La cour Lourmel et les casernes

		Les grandes et les petites casernes sont disposées en carré autour de la place d’armes qui prit le nom de cour LOURMEL sous le Second Empire, en souvenir du général de LOURMEL
	mort en 1854, sous les murs de Sébastopol. Les casernes ont été construites sous le règne de Louis XIII ( partie sud ) et sous la régence d’ Anne d’Autriche ( partie nord ).
	Elles abritaient ordinairement trois compagnies d’ infanterie. C’est à cet endroit que furent emprisonnés, en 1795, les chouans pris lors du débarquement des émigrés à Quiberon.
	Sous la plate-forme de la cour, ont été creusées, en 1675, deux grandes citernes d’eau en pierre de taille. Les bâtiments accueillent aujourd’hui le Musée de la Marine
	et le Musée de la Compagnie des Indes de la ville de Lorient.


La poudrière et le parc à boulets
		En contrebas des remparts, du côté de la mer, se trouve l’arsenal. On y accède par deux rues latérales, le long des remparts ou par l’escalier qui descend de la place d’ armes édifiée en 1761.
	La poudrière a été construite dans l’axe du grand bastion. Cet édifice est pourvu d’une voûte en berceau brisé. Entourée d’un haut mur de protection, la poudrière recevait les poudres
	des batteries de terre et celles des vaisseaux. Situé à droite de la poudrière, le parc à boulets occupe l’ancien emplacement de l’hôpital militaire.
	Les grandes portes ouvertes, à l’angle du bastion Le Camus, marquent l’entrée des magasins construits en 1662 et restaurés en pierre de Saint-Savinien en 1704.
	L’un d’eux possède un magnifique four à pain.

Le pavillon de l’arsenal
		Ce grand édifice à étages a été construit en bordure des remparts au 18e siècle. Il servait de magasin des armes pour les compagnies d’infanterie installées sous l’Ancien Régime
	dans la citadelle. Il est occupé, aujourd’hui, par une section du Musée de la Marine.


Le bastion DESMOURIER et le bastion de Groix
		Placé vers la ville et construit en 1591 par Cristobal de Rojas, le bastion DESMOURIER est, avec le bastion de Groix, un vestige de la présence espagnole à Port-Louis.
	Dénommé à l’origine bastion de Cossé en l’honneur du Dic de Brissac, il prit le nom de bastion DESMOURIER, à cause de Pierre DESMOURIER, notaire royal à Port-Louis,
	dont on apercevait la propriété à cet endroit. L’autre bastion porte le nom de l’île de Groix, toute proche, et que l’on aperçoit des remparts.

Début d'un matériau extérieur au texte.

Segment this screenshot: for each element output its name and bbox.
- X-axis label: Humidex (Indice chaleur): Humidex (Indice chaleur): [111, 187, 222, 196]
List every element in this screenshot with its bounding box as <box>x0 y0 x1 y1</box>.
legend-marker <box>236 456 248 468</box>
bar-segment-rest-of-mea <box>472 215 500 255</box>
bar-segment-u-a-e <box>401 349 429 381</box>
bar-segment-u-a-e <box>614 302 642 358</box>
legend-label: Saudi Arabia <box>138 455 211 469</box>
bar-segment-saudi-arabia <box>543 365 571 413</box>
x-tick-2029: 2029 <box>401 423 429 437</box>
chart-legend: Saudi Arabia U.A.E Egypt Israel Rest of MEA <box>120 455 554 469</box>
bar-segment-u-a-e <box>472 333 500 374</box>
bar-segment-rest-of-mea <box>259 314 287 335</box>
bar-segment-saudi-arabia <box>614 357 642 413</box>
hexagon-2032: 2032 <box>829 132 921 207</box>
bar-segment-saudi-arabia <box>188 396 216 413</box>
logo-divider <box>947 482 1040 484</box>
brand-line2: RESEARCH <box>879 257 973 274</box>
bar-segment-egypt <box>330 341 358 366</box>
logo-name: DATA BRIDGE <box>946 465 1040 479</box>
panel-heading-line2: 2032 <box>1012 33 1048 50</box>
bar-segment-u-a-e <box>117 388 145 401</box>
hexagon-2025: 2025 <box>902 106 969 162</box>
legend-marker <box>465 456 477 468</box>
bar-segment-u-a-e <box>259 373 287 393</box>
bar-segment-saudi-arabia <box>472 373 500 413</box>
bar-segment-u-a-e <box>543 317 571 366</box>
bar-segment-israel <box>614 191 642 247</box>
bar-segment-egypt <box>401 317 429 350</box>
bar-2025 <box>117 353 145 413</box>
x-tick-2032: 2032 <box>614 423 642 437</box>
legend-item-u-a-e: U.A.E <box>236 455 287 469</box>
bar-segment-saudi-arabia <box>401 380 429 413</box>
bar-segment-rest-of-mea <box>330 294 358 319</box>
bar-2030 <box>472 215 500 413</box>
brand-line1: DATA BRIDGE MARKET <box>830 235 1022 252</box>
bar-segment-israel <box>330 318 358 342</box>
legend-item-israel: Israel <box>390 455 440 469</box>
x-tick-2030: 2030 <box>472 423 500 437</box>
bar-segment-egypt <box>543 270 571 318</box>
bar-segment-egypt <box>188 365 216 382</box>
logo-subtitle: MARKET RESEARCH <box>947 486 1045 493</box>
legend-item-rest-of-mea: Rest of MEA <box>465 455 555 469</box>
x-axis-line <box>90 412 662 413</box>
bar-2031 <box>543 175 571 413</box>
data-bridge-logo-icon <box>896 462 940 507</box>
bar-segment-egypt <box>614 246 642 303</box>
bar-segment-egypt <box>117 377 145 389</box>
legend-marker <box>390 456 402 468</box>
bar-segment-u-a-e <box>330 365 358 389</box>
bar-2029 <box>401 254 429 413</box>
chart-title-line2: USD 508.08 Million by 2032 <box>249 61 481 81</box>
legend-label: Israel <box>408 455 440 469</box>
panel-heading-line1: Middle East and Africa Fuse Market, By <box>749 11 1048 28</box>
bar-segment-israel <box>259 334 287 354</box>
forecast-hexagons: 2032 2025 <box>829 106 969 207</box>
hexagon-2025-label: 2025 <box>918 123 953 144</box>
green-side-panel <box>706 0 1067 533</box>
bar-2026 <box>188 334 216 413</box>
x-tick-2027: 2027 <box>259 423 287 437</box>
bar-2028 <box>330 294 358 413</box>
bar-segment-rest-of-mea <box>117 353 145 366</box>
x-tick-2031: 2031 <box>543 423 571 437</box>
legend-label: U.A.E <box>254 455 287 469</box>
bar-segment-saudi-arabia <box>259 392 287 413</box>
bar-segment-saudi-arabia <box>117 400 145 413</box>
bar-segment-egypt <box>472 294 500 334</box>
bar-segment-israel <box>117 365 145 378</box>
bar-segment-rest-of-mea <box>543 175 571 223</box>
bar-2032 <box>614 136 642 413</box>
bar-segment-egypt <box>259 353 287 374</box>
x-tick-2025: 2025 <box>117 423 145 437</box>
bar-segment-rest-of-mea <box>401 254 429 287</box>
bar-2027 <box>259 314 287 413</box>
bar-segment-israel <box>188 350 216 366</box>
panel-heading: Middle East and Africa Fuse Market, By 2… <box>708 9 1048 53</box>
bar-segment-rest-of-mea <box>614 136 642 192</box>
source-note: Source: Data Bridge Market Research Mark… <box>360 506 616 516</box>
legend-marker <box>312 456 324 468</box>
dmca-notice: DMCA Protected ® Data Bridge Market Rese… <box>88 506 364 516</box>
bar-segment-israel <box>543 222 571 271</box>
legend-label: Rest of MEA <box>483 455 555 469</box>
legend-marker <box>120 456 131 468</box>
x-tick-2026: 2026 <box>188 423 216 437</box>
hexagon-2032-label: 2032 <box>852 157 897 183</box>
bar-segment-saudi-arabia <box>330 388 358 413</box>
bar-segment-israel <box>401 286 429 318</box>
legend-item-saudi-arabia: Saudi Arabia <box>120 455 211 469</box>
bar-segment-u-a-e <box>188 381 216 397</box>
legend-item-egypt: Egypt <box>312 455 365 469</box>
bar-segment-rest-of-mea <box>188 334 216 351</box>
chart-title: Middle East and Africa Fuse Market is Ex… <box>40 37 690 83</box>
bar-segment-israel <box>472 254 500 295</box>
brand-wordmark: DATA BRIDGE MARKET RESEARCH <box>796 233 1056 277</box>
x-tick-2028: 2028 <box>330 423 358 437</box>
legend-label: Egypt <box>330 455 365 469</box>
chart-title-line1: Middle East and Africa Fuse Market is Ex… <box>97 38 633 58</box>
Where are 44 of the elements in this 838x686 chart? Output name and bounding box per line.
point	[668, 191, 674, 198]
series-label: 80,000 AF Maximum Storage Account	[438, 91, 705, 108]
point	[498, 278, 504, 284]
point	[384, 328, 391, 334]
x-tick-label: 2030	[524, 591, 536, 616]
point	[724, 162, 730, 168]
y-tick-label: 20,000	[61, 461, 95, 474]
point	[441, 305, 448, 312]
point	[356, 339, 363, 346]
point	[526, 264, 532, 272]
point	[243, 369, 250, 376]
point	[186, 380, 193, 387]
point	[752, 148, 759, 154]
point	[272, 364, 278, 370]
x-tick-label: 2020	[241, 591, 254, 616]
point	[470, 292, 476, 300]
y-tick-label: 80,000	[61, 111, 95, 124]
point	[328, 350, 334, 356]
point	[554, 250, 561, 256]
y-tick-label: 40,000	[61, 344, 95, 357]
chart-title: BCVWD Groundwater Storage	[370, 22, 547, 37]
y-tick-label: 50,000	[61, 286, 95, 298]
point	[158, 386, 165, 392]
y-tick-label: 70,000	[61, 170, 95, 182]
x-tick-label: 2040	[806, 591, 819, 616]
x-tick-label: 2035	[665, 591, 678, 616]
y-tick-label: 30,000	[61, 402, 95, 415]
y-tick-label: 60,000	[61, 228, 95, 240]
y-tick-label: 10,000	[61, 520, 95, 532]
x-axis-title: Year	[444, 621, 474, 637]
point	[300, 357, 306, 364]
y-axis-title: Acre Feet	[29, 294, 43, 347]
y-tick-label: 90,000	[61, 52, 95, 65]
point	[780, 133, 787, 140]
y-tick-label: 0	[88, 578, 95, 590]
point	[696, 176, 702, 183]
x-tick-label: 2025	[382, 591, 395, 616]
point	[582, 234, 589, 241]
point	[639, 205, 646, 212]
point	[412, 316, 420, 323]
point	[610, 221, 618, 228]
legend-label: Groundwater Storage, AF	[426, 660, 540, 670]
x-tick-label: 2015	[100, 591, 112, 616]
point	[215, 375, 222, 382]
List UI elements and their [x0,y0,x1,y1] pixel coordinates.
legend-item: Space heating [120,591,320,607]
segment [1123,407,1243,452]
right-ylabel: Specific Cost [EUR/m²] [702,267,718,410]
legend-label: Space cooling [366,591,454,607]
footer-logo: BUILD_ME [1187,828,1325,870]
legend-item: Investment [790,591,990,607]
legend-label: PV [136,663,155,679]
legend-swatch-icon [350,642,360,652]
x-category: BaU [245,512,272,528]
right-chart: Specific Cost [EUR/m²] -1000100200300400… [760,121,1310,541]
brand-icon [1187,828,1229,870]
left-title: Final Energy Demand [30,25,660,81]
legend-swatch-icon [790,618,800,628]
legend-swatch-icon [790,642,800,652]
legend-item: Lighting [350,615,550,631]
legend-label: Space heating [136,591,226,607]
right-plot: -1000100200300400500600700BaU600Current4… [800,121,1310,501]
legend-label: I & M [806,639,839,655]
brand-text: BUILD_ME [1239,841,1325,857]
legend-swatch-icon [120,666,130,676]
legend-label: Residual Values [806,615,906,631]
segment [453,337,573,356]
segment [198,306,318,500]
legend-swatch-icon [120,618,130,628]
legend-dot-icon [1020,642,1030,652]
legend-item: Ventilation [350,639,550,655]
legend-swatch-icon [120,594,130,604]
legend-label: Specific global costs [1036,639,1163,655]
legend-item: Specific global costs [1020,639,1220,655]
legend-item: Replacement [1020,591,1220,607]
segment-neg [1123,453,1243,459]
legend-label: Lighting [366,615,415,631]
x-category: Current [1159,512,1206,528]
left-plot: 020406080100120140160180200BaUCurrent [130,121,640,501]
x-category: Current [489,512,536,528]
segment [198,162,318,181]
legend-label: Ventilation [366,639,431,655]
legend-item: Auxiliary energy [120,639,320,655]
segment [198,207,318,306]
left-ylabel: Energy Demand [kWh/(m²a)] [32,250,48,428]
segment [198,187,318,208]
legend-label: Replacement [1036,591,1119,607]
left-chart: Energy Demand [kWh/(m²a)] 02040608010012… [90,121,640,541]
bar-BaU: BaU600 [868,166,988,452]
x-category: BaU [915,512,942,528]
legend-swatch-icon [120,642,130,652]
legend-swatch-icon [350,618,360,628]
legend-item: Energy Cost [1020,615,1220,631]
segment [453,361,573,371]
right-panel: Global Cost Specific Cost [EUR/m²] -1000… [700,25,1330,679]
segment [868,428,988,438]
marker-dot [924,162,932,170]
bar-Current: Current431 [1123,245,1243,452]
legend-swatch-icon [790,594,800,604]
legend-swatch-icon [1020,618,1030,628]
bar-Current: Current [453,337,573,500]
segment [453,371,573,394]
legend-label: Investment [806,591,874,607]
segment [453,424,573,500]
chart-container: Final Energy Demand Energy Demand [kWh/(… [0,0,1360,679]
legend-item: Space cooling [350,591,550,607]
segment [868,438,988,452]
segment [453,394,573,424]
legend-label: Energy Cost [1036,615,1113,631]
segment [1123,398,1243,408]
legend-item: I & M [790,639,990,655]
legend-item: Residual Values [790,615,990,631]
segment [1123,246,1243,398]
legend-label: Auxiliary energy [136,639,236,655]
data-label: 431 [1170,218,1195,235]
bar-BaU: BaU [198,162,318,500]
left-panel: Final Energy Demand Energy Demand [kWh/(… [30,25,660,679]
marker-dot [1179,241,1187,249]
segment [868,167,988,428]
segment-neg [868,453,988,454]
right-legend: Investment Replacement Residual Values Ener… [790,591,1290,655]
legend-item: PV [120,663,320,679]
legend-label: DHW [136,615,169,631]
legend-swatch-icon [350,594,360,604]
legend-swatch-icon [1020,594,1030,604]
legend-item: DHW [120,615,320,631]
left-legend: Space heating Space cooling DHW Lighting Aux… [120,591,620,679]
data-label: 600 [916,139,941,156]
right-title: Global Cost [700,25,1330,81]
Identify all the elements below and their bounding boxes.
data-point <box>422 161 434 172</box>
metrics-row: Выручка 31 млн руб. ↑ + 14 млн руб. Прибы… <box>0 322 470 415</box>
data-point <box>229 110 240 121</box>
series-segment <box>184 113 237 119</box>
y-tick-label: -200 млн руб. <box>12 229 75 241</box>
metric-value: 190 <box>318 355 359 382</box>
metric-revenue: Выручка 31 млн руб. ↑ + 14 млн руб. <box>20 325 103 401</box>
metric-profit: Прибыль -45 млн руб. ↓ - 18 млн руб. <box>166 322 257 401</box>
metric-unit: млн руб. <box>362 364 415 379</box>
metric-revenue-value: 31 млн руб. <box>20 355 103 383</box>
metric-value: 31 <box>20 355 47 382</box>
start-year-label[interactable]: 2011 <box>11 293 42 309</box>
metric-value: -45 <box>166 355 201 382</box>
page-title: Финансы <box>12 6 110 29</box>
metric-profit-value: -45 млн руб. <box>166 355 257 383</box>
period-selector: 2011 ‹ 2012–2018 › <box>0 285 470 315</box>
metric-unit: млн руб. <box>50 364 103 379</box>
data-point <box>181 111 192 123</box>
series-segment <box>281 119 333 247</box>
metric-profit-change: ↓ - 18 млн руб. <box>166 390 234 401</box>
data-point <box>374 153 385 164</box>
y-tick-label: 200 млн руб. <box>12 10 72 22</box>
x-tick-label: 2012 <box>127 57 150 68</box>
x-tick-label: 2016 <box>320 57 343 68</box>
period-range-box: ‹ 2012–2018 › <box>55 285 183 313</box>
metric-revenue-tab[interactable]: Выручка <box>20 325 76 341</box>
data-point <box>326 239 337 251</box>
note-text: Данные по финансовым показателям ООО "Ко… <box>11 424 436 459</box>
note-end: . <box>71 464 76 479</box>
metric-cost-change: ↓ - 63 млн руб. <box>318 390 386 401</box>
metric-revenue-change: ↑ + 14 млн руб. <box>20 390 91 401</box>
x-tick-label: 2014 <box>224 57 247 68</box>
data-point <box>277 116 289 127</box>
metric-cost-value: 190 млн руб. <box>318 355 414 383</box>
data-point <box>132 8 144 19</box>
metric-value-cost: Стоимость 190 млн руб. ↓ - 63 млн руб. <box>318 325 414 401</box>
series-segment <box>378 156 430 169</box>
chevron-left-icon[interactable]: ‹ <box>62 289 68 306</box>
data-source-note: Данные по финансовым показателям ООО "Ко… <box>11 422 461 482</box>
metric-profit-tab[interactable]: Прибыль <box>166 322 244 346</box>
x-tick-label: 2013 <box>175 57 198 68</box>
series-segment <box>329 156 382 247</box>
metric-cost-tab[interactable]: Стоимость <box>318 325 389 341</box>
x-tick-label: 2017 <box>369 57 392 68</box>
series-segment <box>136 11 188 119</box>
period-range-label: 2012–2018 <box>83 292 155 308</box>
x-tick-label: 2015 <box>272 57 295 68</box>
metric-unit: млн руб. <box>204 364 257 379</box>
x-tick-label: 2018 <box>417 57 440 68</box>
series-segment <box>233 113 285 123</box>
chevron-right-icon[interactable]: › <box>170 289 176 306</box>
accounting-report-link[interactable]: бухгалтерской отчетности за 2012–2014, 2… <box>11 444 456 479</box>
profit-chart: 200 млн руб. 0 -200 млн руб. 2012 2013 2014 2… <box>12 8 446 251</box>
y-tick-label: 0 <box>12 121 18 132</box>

 Le bastion de la Brèche et le bastion des Chambres
		Construit en 1616, sur un plan à double oreillons, le bastion tient son nom de la brèche qui fut ouverte par les canonnades du galion La Vierge, dont s’était emparé le Duc de Soubise
	lors du siège de PORT-LOUIS en 1625. Le bastion des chambres doit son nom à la proximité des chambres des casernes construites en contrebas des remparts.
	Il est édifié en 1616, sur plan symétrique du bastion de la Brèche en forme d’as de pique.


Le bastion Le Camus et le Grand Bastion
Ces bastions sont construits au-dessus des magasins. Le bastion suivant, appelé « l’irrégulier» conserve une guérite dont le cul-de-lampe date de 1744.

						Sources : Ouvrages de Henri-François BUFFET
						Sur Port-Louis et sa Citadelle.
                                                                      
                                                                       Notice accompagnant la visite.
                                                                       
                                                                       
																
		Entrée de la Citadelle de Port-Louis

Photo du 25/05/06
Rencontre généalogique de Lorient.	


		C’est dans cette Citadelle que furent  détenus prisonniers les mutins ayant participé à l’emprisonnement de leur gouverneur, le Sieur HABERT de VAUBOULON en 1689,
	et ayant été accusés de l’avoir empoisonné dans son cachot.